I am grateful to my right hon. Friend for raising those really important points. As I will come on to, we will be putting £30 million of new money each year into trading standards and our enforcement agencies to clamp down on enforcement, and we are making it illegal to sell cigarettes to anybody turning 15 this year. He asks why. It is precisely because we are trying to bring in the Bill with a decent amount of notice so that people can prepare for it, precisely to protect retailers and allow all the sectors that will be impacted to be able to prepare.
I come back to the area where I am seriously on the warpath: targeting kids who might become addicted to nicotine vapes. I went to Hackney to visit some retail shops, where I saw the vape counters right next to the sweet counters. I saw that it is absolutely not about me—it is not about trying to stop me smoking. It is about trying to get children addicted through cynical, despicable methods. Sadly, for too many kids, vapes are already an incredible marketing success. One in five children aged between 11 and 17 have now used a vape, and the number has trebled in the last three years.
I am grateful to the Minister for giving way as she ploughs through all of this. I wonder whether she can share her views on the advertising of vape products on sports kits and via sports facilities.
The hon. Lady is aware that there is already very restrictive advertising for smoking and vaping. We are very concerned that some advertising is breaching advertising standards regulations, and I will write to retailers specifically about that.
Parents and teachers are incredibly worried about the effect that vapes are having on developing lungs and brains. The truth is that we do not yet know what the long-term impact will be on children who vape. Since I was appointed, I have done everything I can to ensure that this Bill will protect our children. The Government’s position is clear: vaping is less harmful than smoking, but if you don’t smoke, don’t vape—and children should never vape.
We will definitely make sure that people who smoke today continue to have access to vapes as a quit aid, which will absolutely not change, but we cannot replace one generation that is hooked on nicotine in cigarettes with another that is hooked on nicotine in vapes.
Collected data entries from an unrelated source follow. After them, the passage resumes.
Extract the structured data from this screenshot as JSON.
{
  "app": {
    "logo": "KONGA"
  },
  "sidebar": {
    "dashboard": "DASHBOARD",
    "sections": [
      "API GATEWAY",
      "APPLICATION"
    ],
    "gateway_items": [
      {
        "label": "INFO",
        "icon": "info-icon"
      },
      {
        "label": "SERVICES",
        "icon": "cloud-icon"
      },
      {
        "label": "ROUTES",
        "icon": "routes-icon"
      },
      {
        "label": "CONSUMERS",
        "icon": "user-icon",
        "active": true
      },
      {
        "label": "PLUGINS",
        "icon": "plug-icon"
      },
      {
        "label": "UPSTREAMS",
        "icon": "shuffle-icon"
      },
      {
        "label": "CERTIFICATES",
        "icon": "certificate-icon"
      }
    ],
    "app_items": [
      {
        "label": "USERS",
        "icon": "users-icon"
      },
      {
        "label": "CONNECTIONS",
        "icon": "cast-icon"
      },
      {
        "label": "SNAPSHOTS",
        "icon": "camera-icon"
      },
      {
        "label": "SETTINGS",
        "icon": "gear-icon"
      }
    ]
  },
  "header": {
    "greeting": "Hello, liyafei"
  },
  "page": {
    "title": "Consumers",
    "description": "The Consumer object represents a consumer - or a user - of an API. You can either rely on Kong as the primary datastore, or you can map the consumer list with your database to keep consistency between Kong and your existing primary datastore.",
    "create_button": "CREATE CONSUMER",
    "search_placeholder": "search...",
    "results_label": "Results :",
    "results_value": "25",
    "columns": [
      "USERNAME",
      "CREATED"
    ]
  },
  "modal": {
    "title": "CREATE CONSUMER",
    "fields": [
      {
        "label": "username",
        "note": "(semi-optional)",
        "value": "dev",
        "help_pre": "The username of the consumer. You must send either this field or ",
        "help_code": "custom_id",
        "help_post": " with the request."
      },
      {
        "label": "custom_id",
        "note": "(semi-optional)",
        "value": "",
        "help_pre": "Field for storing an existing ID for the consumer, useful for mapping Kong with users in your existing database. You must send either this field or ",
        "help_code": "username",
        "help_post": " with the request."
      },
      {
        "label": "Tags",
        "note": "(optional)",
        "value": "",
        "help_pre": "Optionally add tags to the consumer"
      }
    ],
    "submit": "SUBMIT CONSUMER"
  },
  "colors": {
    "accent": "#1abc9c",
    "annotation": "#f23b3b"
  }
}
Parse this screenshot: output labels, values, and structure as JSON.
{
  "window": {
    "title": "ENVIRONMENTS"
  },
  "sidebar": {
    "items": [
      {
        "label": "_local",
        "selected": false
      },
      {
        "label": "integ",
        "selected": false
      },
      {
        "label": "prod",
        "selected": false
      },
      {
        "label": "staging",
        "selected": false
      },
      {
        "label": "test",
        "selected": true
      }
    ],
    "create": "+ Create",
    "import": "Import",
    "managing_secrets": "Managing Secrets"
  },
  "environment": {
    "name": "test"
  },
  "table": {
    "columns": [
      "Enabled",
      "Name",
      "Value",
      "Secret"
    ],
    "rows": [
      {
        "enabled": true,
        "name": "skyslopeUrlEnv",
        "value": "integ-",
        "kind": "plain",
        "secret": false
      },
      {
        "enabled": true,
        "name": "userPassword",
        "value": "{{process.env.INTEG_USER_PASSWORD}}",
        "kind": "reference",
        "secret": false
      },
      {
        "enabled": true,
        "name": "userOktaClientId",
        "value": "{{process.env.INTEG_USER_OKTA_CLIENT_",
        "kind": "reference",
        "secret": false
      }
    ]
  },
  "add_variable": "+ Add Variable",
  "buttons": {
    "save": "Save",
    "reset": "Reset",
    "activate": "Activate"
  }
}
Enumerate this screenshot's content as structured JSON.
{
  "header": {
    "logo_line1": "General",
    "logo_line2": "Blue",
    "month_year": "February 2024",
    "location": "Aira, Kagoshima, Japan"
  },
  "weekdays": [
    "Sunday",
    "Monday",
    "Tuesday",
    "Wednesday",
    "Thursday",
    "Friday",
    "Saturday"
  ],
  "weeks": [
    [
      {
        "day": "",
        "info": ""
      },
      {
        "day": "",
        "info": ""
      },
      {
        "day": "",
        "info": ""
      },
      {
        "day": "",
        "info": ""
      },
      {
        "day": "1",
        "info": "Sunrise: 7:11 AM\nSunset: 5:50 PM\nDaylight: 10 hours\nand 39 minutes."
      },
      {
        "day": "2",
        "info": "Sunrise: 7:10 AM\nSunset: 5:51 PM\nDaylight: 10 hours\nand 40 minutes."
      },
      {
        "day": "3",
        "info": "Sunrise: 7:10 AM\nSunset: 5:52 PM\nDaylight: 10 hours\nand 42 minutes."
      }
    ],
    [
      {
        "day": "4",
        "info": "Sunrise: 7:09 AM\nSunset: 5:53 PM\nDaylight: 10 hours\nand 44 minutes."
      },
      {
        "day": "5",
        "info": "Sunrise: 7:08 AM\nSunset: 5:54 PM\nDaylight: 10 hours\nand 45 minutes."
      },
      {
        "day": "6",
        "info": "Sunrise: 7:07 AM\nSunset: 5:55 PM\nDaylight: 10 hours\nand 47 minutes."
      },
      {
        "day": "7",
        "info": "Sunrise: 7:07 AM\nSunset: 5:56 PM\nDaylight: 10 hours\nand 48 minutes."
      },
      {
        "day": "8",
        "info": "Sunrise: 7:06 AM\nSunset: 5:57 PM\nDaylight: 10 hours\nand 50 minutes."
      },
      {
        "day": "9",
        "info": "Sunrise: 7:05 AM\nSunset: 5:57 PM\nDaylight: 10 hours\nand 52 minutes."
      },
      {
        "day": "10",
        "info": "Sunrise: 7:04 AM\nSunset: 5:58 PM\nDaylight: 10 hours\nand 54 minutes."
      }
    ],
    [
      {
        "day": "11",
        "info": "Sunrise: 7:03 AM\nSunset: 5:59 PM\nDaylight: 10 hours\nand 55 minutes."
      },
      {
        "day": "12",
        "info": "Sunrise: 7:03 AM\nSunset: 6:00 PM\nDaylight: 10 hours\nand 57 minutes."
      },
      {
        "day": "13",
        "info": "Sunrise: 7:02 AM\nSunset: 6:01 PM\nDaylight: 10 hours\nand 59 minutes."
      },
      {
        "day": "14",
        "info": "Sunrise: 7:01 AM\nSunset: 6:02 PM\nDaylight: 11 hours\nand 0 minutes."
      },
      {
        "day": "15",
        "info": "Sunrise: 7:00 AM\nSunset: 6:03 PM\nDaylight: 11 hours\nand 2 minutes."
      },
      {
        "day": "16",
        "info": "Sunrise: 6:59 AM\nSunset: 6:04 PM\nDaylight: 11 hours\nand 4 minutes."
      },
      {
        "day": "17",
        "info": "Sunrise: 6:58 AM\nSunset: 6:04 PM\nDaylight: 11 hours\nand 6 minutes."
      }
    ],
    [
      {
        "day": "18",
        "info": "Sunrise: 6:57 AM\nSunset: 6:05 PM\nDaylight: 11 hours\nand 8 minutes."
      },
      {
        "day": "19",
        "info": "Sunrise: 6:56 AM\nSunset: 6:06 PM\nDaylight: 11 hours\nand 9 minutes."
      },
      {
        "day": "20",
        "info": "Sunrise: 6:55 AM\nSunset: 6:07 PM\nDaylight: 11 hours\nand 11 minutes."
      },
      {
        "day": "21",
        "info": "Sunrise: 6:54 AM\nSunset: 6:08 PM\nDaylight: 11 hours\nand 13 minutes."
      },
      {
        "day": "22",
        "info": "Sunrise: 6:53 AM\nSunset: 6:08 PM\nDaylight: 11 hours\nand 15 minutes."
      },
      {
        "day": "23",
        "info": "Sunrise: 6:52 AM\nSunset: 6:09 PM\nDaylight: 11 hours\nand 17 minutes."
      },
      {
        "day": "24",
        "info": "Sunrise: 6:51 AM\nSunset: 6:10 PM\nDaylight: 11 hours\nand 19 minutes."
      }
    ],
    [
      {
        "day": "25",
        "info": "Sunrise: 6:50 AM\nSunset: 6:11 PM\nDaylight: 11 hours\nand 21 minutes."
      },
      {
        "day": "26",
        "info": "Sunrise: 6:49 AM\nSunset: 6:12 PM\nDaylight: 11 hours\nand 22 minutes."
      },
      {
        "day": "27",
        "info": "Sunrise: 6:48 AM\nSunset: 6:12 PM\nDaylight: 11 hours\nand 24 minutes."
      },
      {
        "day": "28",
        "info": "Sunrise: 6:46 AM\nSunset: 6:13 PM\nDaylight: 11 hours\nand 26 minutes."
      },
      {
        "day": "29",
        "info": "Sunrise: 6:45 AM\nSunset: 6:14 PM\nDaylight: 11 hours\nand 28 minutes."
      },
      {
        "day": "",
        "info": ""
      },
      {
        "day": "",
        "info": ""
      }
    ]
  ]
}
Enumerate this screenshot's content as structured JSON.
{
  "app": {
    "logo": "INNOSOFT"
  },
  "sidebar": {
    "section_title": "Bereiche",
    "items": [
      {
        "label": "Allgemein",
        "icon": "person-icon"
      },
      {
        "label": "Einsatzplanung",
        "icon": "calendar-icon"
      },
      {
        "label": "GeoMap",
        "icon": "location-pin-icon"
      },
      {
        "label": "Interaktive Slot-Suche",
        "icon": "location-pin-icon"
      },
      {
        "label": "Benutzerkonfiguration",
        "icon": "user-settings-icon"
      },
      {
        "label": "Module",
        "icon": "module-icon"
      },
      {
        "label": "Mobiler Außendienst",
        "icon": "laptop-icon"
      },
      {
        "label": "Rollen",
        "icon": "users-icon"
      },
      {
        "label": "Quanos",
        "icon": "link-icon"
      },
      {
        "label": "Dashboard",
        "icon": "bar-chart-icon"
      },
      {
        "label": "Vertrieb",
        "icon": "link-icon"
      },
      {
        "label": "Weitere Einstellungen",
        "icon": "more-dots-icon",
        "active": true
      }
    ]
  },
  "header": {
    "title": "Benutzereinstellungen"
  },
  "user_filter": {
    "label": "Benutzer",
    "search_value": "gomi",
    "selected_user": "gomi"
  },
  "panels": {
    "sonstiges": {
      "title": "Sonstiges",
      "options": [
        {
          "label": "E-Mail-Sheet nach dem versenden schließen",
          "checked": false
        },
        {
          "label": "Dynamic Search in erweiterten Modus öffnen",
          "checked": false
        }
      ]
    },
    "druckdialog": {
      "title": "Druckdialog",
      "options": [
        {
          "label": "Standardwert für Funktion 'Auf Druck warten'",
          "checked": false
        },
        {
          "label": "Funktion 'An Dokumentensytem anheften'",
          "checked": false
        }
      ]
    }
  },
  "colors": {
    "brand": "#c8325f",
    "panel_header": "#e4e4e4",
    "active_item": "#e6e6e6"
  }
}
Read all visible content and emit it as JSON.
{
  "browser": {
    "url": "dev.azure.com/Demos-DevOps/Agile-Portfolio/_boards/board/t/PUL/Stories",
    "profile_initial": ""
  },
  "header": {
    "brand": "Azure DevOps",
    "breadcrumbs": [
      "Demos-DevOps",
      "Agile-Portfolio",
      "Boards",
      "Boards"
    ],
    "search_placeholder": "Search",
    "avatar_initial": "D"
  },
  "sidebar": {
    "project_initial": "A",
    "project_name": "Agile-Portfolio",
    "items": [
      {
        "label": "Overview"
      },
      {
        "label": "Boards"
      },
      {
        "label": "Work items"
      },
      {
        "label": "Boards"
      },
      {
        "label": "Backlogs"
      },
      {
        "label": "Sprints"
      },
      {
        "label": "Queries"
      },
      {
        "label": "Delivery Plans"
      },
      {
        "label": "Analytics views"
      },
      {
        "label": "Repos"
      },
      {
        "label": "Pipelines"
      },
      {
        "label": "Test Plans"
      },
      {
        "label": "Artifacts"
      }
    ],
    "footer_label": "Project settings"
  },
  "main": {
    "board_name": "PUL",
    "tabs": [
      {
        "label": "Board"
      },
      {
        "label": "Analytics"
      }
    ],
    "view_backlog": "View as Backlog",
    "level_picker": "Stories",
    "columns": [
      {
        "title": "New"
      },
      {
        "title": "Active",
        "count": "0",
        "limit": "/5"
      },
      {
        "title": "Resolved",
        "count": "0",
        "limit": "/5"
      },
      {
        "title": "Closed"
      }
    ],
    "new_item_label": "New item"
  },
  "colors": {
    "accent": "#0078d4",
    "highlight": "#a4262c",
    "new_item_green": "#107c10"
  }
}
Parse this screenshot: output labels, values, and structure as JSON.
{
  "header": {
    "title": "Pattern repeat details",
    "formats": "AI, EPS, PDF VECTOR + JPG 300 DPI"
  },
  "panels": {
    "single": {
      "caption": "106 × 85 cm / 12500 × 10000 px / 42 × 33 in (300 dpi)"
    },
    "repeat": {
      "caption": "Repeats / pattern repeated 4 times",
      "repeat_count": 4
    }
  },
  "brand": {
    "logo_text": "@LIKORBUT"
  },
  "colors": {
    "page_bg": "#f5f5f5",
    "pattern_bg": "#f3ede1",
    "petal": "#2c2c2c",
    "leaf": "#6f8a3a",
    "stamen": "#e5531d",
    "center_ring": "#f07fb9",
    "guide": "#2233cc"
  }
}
That is why we are using this Bill to take powers to restrict flavours and packaging, and to change how vapes are displayed in shops. To reassure the Chair of the Health and Social Care Committee and my right hon. Friend the Member for Rossendale and Darwen (Sir Jake Berry), we plan to consult on that before the end of the Parliament, if practicable. The disposable vapes ban will likely take effect in April 2025—those regulations have already been published.
These are common-sense proposals that strike the right balance between helping retailers to prepare, giving sufficient notice and protecting children from getting hooked on nicotine, while at the same time supporting current smokers to quit by switching to vapes as a less harmful quit aid, supported by £138 million a year. Our approach is realistic for those who smoke now and resolute in protecting children. I am convinced that, just like banning smoking in indoor public places and raising the age of sale to 18, these measures will seem commonsensical to all of us in 10 years’ time. In decades to come, our great-grandchildren will look back and think: why on earth did they not do it sooner? I urge all right hon. and hon. Members to vote for this Bill as the biggest public intervention in history. I commend the Bill to the House.
Question put, That the Bill be now read a Second time.